7. The method of claim 6, wherein the value of the forward current for each of the plurality of semiconductor diodes is set independently from other of the plurality of semiconductor diodes.

8. The method of claim 6, wherein the number of semiconductor diodes is fewer than the total number of channels in all multichannel electrical components combined.

9. The method of claim 1, wherein the providing a forward current is performed by a dedicated current source.

10. The method of claim 1, wherein the electrical component comprises a light emitting device.

11. A device for providing a short electrical pulse using a switching circuit, the device comprising:

an electrical component receiving an electrical current; and

at least one semiconductor diode electrically connected with the electrical component, wherein the at least one semiconductor diode controls electrical current to the electrical component and wherein control of the at least one semiconductor diode controls a duration of the electrical current;

wherein the control of the at least one semiconductor diode comprises providing a forward current to at least one semiconductor diode electrically connected with and controlling electrical current to an electrical component within a circuit and switching the at least one semiconductor diode into a reverse bias by applying a reverse voltage to the at least one semiconductor diode, thereby causing the at least one semiconductor diode to enter a reverse recovery state and controlling a destination of the electrical current and generating the short electrical pulse to the destination for the duration of the reverse recovery state;

the duration of the reverse recovery state being based upon a value of the forward current and a value of a reverse voltage applied during the reverse bias.

12. The device of claim 11, wherein the at least one semiconductor diode is electrically in-line with the electrical component;

wherein, during the reverse recovery state, the destination of the electrical current is the electrical component and is provided from the at least one semiconductor diode; and

wherein the duration of the electrical current provided to the electrical component is equal to the duration of the reverse recovery state, thereby providing the short electrical pulse to the electrical component.
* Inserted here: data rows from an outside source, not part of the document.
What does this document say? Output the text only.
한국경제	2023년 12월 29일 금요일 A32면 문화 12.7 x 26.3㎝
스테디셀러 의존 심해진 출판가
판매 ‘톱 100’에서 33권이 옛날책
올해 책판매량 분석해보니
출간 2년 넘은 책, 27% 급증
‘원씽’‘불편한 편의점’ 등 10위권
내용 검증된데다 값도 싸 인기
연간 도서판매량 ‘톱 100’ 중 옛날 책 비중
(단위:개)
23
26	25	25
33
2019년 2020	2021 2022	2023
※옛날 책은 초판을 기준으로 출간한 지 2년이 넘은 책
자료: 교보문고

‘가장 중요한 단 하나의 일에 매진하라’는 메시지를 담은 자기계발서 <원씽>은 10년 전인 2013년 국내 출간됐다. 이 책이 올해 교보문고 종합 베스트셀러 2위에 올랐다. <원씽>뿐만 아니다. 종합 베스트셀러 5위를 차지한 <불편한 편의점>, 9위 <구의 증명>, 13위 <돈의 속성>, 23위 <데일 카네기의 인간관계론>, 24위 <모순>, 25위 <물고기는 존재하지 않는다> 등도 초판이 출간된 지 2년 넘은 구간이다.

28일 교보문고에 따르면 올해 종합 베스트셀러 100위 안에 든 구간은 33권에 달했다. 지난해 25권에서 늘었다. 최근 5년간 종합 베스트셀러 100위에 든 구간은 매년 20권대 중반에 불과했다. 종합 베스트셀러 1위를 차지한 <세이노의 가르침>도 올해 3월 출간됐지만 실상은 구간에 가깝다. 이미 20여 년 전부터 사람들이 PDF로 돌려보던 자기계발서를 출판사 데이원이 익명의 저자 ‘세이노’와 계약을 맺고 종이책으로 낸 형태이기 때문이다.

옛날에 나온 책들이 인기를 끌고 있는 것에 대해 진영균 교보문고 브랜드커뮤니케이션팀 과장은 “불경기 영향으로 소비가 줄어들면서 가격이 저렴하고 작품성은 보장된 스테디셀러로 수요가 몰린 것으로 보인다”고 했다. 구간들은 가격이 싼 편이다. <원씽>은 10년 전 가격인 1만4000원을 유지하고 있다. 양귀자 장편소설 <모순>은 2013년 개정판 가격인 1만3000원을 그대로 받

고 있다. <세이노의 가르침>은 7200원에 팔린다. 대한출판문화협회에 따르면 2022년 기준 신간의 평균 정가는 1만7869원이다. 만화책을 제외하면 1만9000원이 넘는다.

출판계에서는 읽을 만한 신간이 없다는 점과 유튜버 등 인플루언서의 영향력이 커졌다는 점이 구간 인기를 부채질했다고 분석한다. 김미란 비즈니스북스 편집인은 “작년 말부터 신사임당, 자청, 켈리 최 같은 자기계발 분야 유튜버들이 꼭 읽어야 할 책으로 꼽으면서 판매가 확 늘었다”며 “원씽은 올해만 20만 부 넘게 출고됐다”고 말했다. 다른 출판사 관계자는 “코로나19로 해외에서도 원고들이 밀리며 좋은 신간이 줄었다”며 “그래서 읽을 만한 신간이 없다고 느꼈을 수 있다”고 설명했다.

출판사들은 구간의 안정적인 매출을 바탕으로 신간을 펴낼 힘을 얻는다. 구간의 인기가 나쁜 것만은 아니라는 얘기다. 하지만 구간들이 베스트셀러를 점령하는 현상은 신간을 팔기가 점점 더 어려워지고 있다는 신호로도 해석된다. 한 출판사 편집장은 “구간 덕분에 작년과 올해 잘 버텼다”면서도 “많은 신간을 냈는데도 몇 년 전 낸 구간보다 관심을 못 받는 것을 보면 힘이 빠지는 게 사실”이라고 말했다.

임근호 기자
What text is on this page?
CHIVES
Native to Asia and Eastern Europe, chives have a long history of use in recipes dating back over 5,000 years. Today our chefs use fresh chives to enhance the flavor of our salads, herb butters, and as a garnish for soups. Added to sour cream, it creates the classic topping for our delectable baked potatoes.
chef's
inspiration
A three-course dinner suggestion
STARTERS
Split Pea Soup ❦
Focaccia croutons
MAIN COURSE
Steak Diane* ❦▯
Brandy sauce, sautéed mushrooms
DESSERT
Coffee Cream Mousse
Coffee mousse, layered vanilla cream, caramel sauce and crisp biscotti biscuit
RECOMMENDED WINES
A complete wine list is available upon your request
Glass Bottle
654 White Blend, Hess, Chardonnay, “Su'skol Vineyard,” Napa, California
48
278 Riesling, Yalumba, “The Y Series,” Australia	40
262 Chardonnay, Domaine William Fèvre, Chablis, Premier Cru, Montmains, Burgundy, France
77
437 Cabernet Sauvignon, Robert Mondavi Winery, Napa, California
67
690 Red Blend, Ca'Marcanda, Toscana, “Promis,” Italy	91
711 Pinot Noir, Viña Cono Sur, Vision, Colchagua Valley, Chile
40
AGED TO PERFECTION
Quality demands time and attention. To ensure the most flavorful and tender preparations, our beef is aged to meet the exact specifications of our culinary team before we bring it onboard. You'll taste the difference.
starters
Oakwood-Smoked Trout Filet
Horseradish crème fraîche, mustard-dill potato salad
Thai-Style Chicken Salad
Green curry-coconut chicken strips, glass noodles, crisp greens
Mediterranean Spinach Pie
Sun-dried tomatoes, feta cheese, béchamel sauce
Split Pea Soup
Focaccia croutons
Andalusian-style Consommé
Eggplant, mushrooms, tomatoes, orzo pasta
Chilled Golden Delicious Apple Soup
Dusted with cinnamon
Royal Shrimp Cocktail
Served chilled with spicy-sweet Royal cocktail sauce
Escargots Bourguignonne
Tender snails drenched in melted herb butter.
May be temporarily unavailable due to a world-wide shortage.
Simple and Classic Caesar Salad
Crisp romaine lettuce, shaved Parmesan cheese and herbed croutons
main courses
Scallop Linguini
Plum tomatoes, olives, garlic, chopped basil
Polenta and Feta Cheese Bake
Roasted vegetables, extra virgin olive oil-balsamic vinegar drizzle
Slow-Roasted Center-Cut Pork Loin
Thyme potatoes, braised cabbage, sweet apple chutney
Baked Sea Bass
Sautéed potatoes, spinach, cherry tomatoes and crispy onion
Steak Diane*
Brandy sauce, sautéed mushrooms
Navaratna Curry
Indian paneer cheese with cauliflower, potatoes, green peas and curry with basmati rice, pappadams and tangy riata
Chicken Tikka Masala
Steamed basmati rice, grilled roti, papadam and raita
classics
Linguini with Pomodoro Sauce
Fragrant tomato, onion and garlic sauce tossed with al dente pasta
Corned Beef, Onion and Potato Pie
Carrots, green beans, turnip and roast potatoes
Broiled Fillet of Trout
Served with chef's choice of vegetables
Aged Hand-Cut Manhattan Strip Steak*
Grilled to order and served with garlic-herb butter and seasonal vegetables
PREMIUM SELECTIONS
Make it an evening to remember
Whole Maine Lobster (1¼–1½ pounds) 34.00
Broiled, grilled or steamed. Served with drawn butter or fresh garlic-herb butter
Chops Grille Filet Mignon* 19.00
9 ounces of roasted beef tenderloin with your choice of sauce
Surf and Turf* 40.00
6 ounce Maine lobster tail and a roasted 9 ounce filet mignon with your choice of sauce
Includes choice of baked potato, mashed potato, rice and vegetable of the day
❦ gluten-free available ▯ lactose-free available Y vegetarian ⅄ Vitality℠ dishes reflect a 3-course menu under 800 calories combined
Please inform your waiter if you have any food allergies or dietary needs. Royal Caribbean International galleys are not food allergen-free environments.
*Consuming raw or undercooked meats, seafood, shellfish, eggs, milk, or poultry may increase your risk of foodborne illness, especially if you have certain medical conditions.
13. The device of claim 11, wherein the at least one semiconductor diode is electrically in parallel with the electrical component;

wherein, during the reverse recovery state, the destination of the electrical current is ground, the at least one semiconductor diode acting as a bypass for the electrical current during the reverse recovery state; and

wherein, upon termination of the reverse recovery state, the electrical current flows through the electrical component.

14. The device of claim 11, further comprising a transistor electrically connected to the electrical component;

wherein the forward current is provided while the transistor is switched off; and

wherein the reverse voltage is provided while the transistor is switched on.

15. The device of claim 11, wherein the control further comprises controlling at least one of a pulse intensity, pulse width, and pulse duration by adjusting the value of the forward current.

16. The device of claim 11, wherein the at least one semiconductor diode comprises a plurality of semiconductor diodes;

wherein the electrical component comprises a multichannel electrical component; and

wherein each of the plurality of semiconductor diodes is connected in series to and controls at least one channel of the multichannel electrical component.

17. The device of claim 16, wherein the value of the forward current for each of the plurality of semiconductor diodes is set independently from other of the plurality of semiconductor diodes.

18. The device of claim 16, wherein the number of semiconductor diodes is fewer than the total number of channels in all multichannel electrical components combined.

19. The device of claim 11, wherein the providing a forward current is performed by a dedicated current source.

20. The device of claim 11, wherein the electrical component comprises a light emitting device.